Uno de los signos más evidentes del deterioro actual es el retorno del autor. Como todo revenant, regresa transformado: ya no es el genio taciturno recluido en su obra, sino el creador ubicuo, cuya vida pública amenaza con devorarlo. Rodeado por una cultura que exige transparencia y accesibilidad, se aproxima a la figura del influencer, quien existe menos por lo que escribe que por lo que dice de lo que escribe. Memorias de un leedor de Pablo Sol Mora se puede leer como un contrapunto de ese espacio fracturado. No tematiza explícitamente el ocaso de este imaginario, pero su existencia misma responde a esta erosión.

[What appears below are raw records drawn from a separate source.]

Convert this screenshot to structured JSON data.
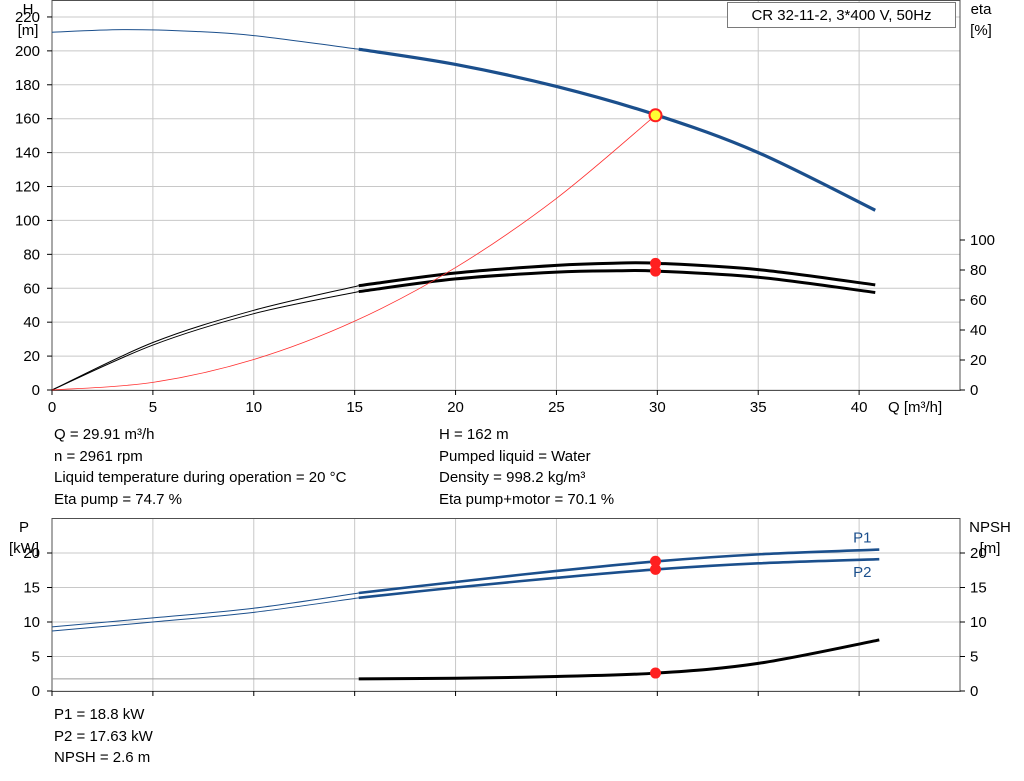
{
  "title": "CR 32-11-2, 3*400 V, 50Hz",
  "colors": {
    "head": "#1b4f8c",
    "eff": "#000000",
    "hydraulic": "#ff3030",
    "marker": "#ff2020",
    "dutypoint": "#ffff33",
    "grid": "#c8c8c8"
  },
  "chart_data": [
    {
      "type": "line",
      "name": "head-efficiency",
      "xlabel": "Q [m³/h]",
      "ylabel_left": "H\n[m]",
      "ylabel_right": "eta\n[%]",
      "xlim": [
        0,
        45
      ],
      "ylim_left": [
        0,
        230
      ],
      "ylim_right": [
        0,
        100
      ],
      "x_ticks": [
        0,
        5,
        10,
        15,
        20,
        25,
        30,
        35,
        40
      ],
      "y_ticks_left": [
        0,
        20,
        40,
        60,
        80,
        100,
        120,
        140,
        160,
        180,
        200,
        220
      ],
      "y_ticks_right": [
        0,
        20,
        40,
        60,
        80,
        100
      ],
      "grid": true,
      "series": [
        {
          "role": "head",
          "axis": "left",
          "range": [
            0,
            40.8
          ],
          "x": [
            0,
            3.5,
            7,
            10,
            15.2,
            20,
            25,
            30,
            35,
            40.8
          ],
          "y": [
            211,
            212.5,
            211.5,
            209,
            201,
            192,
            179,
            162,
            140,
            106
          ]
        },
        {
          "role": "eta-pump",
          "axis": "left",
          "range": [
            0,
            40.8
          ],
          "x": [
            0,
            5,
            10,
            15.2,
            20,
            25,
            28,
            30,
            35,
            40.8
          ],
          "y": [
            0,
            28,
            47,
            61.5,
            69,
            73.5,
            74.8,
            74.7,
            71,
            62
          ]
        },
        {
          "role": "eta-pump-motor",
          "axis": "left",
          "range": [
            0,
            40.8
          ],
          "x": [
            0,
            5,
            10,
            15.2,
            20,
            25,
            28,
            30,
            35,
            40.8
          ],
          "y": [
            0,
            26.5,
            45,
            58,
            65.5,
            69.5,
            70.3,
            70.1,
            66.5,
            57.5
          ]
        },
        {
          "role": "system-curve",
          "axis": "left",
          "range": [
            0,
            29.91
          ],
          "x": [
            0,
            5,
            10,
            15,
            20,
            25,
            29.91
          ],
          "y": [
            0,
            4.5,
            18,
            40.6,
            72.2,
            113,
            162
          ]
        }
      ],
      "duty_markers": [
        {
          "x": 29.91,
          "y": 162,
          "style": "duty"
        },
        {
          "x": 29.91,
          "y": 74.7,
          "style": "red"
        },
        {
          "x": 29.91,
          "y": 70.1,
          "style": "red"
        }
      ]
    },
    {
      "type": "line",
      "name": "power-npsh",
      "ylabel_left": "P\n[kW]",
      "ylabel_right": "NPSH\n[m]",
      "xlim": [
        0,
        45
      ],
      "ylim": [
        0,
        25
      ],
      "x_ticks": [
        0,
        5,
        10,
        15,
        20,
        25,
        30,
        35,
        40
      ],
      "y_ticks_left": [
        0,
        5,
        10,
        15,
        20
      ],
      "y_ticks_right": [
        0,
        5,
        10,
        15,
        20
      ],
      "grid": true,
      "series": [
        {
          "name": "P1",
          "axis": "left",
          "range": [
            0,
            41
          ],
          "x": [
            0,
            5,
            10,
            15.2,
            20,
            25,
            30,
            35,
            41
          ],
          "y": [
            9.3,
            10.6,
            12,
            14.2,
            15.8,
            17.4,
            18.8,
            19.8,
            20.5
          ]
        },
        {
          "name": "P2",
          "axis": "left",
          "range": [
            0,
            41
          ],
          "x": [
            0,
            5,
            10,
            15.2,
            20,
            25,
            30,
            35,
            41
          ],
          "y": [
            8.7,
            10,
            11.4,
            13.5,
            15,
            16.4,
            17.63,
            18.5,
            19.1
          ]
        },
        {
          "role": "npsh",
          "axis": "right",
          "range": [
            0,
            41
          ],
          "x": [
            0,
            15.2,
            20,
            25,
            30,
            35,
            41
          ],
          "y": [
            1.75,
            1.75,
            1.85,
            2.1,
            2.6,
            4,
            7.4
          ]
        }
      ],
      "duty_markers": [
        {
          "x": 29.91,
          "y": 18.8,
          "style": "red"
        },
        {
          "x": 29.91,
          "y": 17.63,
          "style": "red"
        },
        {
          "x": 29.91,
          "y": 2.6,
          "style": "red"
        }
      ]
    }
  ],
  "info_top_left": [
    "Q = 29.91 m³/h",
    "n = 2961 rpm",
    "Liquid temperature during operation = 20 °C",
    "Eta pump = 74.7 %"
  ],
  "info_top_right": [
    "H = 162 m",
    "Pumped liquid = Water",
    "Density = 998.2 kg/m³",
    "Eta pump+motor = 70.1 %"
  ],
  "info_bottom": [
    "P1 = 18.8 kW",
    "P2 = 17.63 kW",
    "NPSH = 2.6 m"
  ]
}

A manera de respuesta, Sol Mora elige una forma del vasto imaginario para sí mismo: el leedor. Heredero del ejercicio silencioso, el leedor se distingue del lector contemporáneo. Es sensible al asombro que provoca la literatura; es riguroso con los materiales y consigo mismo; es capaz de asumir el riesgo que implica leer verdaderamente, y nunca regresar intacto.
Al escribir estas Memorias, el leedor se transforma en autor: protagonista de su propio relato, fuente de significados, constructor de sentido. La estrategia de Sol Mora es invertir los roles sin traicionarlos. No es el autor ubicuo que rinde culto al comentario público de su obra. No sabemos cuánto es biografía y cuánto ficción. Pero no importa. Asistimos a la construcción de un imaginario propio a través de un personaje que aparece y desaparece para ceder la voz a lo fundamental: los libros leídos.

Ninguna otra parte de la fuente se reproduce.